Looking at the wall is a bit like smoking a spliff in Amsterdam – you know you’re allowed, you know it’s not a big deal but you feel like there’s a giant red sign (in this case a rather suggestive one) flashing above your head alerting the world – and your mother – of your indecent behaviour. And yet you stop and search the various faces to see whether you can recognise any of them. That is until you realise that by now they’re old enough to be your mother, then some paranoid thoughts enter your mind and you decide that you don’t want to see anybody you know in that light, so you move on…

The restaurant
Aside from the wall which I’ve made quite a big deal out of, sorry (it’s not that big and I’m not that perverted), the rest of the restaurant is all class. The front bar has a certain old-world quality that comes with classic leather bar stools, polished wooden counters and shelves of alcohol. From there a corridor leads patrons from the bar, past the aforementioned wall and to the dining area. It is meant to make you feel like you’re going from the bar, through a laneway and into another bar. And, strangely, it does.

The back end of LL is split into three rooms:

The downstairs lounge simmers with red banquettes, white pillows with black embroidery that somehow seems suggestive (even though it’s not), round cocktail tables and warm-toned brocade ottomans. It’s a very Kings Cross-appropriate place to drink a cocktail.

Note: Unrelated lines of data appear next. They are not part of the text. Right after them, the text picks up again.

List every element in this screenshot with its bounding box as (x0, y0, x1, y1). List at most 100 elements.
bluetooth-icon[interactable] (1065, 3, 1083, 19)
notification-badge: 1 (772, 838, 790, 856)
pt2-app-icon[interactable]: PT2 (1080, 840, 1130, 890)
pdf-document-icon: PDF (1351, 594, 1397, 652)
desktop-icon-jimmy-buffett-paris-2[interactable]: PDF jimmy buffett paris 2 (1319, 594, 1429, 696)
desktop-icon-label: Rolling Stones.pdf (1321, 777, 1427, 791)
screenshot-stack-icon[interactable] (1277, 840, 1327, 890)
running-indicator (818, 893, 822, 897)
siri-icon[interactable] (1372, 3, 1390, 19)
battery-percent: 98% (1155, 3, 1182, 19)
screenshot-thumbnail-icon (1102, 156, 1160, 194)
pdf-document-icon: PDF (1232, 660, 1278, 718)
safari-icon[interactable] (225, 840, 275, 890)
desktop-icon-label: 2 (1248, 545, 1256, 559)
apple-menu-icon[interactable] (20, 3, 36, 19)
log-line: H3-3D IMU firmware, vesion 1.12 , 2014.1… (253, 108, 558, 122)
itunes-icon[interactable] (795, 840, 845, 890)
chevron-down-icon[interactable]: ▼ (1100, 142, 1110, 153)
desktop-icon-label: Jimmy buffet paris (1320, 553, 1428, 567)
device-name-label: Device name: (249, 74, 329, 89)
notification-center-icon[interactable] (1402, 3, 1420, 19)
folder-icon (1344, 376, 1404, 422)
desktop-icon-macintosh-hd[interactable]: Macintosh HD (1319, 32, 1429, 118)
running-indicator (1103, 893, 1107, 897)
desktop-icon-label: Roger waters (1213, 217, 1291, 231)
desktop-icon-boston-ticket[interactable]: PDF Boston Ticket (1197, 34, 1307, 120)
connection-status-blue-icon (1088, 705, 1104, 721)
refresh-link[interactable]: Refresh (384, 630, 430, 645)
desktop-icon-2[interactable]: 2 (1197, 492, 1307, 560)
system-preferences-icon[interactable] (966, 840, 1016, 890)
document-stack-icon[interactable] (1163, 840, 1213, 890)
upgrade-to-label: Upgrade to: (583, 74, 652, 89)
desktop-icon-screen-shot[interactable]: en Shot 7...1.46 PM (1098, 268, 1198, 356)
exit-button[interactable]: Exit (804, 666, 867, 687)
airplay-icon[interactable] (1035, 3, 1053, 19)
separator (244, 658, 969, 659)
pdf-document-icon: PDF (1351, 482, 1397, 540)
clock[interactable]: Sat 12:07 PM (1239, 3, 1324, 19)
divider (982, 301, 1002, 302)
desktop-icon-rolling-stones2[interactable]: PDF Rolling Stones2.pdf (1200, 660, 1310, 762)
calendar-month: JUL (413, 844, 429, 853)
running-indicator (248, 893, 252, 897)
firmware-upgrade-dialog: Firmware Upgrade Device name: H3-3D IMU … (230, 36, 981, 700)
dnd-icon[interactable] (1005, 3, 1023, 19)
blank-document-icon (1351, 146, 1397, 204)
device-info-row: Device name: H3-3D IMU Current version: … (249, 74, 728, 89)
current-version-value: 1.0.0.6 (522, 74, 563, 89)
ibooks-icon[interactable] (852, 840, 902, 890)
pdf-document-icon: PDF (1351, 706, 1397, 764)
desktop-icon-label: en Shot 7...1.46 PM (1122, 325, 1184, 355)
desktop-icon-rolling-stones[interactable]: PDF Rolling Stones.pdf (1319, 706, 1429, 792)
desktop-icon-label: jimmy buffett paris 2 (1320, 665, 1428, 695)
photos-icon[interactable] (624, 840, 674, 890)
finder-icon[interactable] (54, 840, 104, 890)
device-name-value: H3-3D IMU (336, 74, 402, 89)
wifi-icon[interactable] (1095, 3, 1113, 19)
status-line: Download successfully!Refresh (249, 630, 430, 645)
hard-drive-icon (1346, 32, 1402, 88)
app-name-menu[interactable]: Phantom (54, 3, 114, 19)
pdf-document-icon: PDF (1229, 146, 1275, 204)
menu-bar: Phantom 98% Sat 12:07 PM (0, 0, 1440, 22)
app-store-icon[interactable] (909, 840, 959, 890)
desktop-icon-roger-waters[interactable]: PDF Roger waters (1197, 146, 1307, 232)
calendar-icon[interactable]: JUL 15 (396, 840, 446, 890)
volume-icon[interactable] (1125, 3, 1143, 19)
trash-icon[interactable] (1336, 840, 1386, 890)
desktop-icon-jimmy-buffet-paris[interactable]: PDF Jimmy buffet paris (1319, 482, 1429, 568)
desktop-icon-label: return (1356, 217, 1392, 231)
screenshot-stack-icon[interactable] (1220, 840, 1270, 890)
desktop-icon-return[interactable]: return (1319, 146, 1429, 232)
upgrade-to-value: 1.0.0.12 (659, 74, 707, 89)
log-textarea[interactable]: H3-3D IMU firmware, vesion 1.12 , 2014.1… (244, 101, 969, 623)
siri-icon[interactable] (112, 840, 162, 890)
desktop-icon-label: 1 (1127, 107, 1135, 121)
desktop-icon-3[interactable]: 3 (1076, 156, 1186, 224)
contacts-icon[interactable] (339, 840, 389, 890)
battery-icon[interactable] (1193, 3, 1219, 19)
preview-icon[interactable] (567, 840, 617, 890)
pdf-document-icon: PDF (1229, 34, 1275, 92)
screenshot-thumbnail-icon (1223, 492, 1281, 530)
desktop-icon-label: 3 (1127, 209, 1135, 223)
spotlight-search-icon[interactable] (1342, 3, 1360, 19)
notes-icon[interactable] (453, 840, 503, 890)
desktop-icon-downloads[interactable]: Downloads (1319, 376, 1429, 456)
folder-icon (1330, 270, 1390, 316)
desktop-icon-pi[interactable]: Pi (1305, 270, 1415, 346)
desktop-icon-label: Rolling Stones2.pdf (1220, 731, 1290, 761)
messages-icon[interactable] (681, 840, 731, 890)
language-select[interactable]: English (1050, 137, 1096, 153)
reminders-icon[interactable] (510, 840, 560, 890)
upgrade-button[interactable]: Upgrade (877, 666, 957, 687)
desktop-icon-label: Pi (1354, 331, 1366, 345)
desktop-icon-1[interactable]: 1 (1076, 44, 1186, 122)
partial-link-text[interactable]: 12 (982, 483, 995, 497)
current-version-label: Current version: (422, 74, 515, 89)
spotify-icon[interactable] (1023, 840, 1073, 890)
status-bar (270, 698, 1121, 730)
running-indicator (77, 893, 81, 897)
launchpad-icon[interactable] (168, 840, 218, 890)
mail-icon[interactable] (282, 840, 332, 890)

The upstairs dining room is intimate, moody and very cool. So cool that at first you’re not sure whether you’re actually cool enough to hang around it, but then when you sit at one of its dark brown tables, you realise that it’s not about you at all. And that makes you feel cool.



The middle section shamelessly stares into the dining and lounge rooms like a true voyeur. Although it – and its modern Japanese screen feature wall – somehow manage to stay super classy.

A bit about the food

Okay, I haven’t tried the food or cocktails yet (but trust me I’m busily clearing my schedule to make it happen). So, just for the curious, I will say that the cuisine is modern Asian, prepared by chef Jin Kung (who has done stints at various good restaurants) and is a fusion of Chinese dishes with Thai and Japanese ideas.

Personally I’m looking forward to a chilli and coconut martini and some black tea and star anise smoked duck breast pancakes with house soy bean sauce and spring onion. I will update you on my experience. Let me know if you want to join me in my quest and become equally obsessed.

*the original name – and sign – of the bookstore.